A dater de 1660 environ, les portes de la forteresse s’ouvrent à tout instant pour recevoir de nouveaux hôtes. Il ne faut pas croire que tous aient été d’innocentes victimes, car la fronde, ainsi que le dit M. Ravaisson, avait produit une sorte d’anéantissement de la morale publique et privée. La passion du jeu, l’ambition des richesses acquises par tous les moyens, la fureur des duels, le mépris de la vie humaine, des lois de la famille et des lois du royaume, menaçaient la société française d’une ruine prochaine.
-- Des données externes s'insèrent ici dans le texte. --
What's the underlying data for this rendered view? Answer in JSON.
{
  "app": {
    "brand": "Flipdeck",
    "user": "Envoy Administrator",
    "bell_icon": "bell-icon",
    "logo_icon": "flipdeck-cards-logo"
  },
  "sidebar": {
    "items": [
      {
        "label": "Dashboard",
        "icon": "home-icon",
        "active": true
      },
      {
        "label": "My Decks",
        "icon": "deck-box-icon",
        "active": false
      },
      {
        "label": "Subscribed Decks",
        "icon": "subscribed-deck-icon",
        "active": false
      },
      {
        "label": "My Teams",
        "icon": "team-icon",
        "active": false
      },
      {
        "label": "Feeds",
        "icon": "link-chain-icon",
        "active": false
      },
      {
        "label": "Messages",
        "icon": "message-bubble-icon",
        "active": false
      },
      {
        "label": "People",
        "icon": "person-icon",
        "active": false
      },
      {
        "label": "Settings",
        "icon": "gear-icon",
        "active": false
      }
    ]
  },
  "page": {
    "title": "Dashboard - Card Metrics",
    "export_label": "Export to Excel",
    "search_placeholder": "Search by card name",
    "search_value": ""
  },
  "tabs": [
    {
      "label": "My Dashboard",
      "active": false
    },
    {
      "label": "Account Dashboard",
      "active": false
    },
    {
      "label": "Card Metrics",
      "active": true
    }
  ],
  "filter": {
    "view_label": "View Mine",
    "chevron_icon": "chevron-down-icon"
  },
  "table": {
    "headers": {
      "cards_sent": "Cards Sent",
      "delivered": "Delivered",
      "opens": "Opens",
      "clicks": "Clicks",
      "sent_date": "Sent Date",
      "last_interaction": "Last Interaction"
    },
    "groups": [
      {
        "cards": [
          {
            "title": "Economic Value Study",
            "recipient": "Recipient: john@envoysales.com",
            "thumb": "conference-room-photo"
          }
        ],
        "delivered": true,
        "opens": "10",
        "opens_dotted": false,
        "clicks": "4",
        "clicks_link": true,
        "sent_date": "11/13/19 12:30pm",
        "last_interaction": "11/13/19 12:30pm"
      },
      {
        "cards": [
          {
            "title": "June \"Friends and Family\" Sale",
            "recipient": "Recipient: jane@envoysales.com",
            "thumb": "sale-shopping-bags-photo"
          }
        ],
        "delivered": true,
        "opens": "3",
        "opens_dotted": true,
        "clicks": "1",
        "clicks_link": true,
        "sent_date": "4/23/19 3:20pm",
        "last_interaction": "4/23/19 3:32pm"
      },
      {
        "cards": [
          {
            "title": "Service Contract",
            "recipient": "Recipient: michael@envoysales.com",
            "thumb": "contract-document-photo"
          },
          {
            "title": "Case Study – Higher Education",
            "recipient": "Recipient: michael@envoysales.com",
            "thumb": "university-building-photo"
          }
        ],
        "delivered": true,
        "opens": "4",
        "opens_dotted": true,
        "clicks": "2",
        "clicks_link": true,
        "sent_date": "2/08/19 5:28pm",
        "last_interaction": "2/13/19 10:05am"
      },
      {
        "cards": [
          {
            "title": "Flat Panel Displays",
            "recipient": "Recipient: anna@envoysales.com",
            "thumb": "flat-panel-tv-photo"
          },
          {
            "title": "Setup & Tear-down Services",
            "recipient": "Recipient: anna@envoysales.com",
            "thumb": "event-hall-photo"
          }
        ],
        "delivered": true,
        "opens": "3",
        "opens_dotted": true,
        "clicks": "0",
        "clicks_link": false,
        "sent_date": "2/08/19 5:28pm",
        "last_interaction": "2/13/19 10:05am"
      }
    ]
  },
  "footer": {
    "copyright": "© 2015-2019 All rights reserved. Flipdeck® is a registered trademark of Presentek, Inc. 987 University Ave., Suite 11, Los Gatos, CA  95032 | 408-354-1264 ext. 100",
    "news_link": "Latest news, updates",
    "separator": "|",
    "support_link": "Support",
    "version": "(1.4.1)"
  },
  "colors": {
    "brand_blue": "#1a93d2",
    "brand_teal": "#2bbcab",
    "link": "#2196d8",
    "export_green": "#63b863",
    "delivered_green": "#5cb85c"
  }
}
Louis XIV réagit énergiquement contre ces funestes tendances, et c’est l’honneur de sa mémoire d’avoir fait les plus grands efforts pour relever la nation de son abaissement; mais il eut le tort inexcusable de sacrifier comme Richelieu la légalité à l’arbitraire et de prendre sa volonté pour le droit. Il se crut le maître de la conscience, des biens, de la liberté de ses sujets, parce qu’il s’était persuadé, comme il le dit lui-même, que « la nation ne faisait pas corps en France, et qu’elle résidait tout entière dans la personne du prince. » Ce panthéisme royal qui absorbait un peuple dans un homme le conduisit à fouler aux pieds les plus simples notions de l’équité; il fit disparaître toutes les garanties individuelles, créa des lois de suspects comme le comité de salut public. Son pouvoir fut tout à la fois aveuglément despotique et sagement réparateur.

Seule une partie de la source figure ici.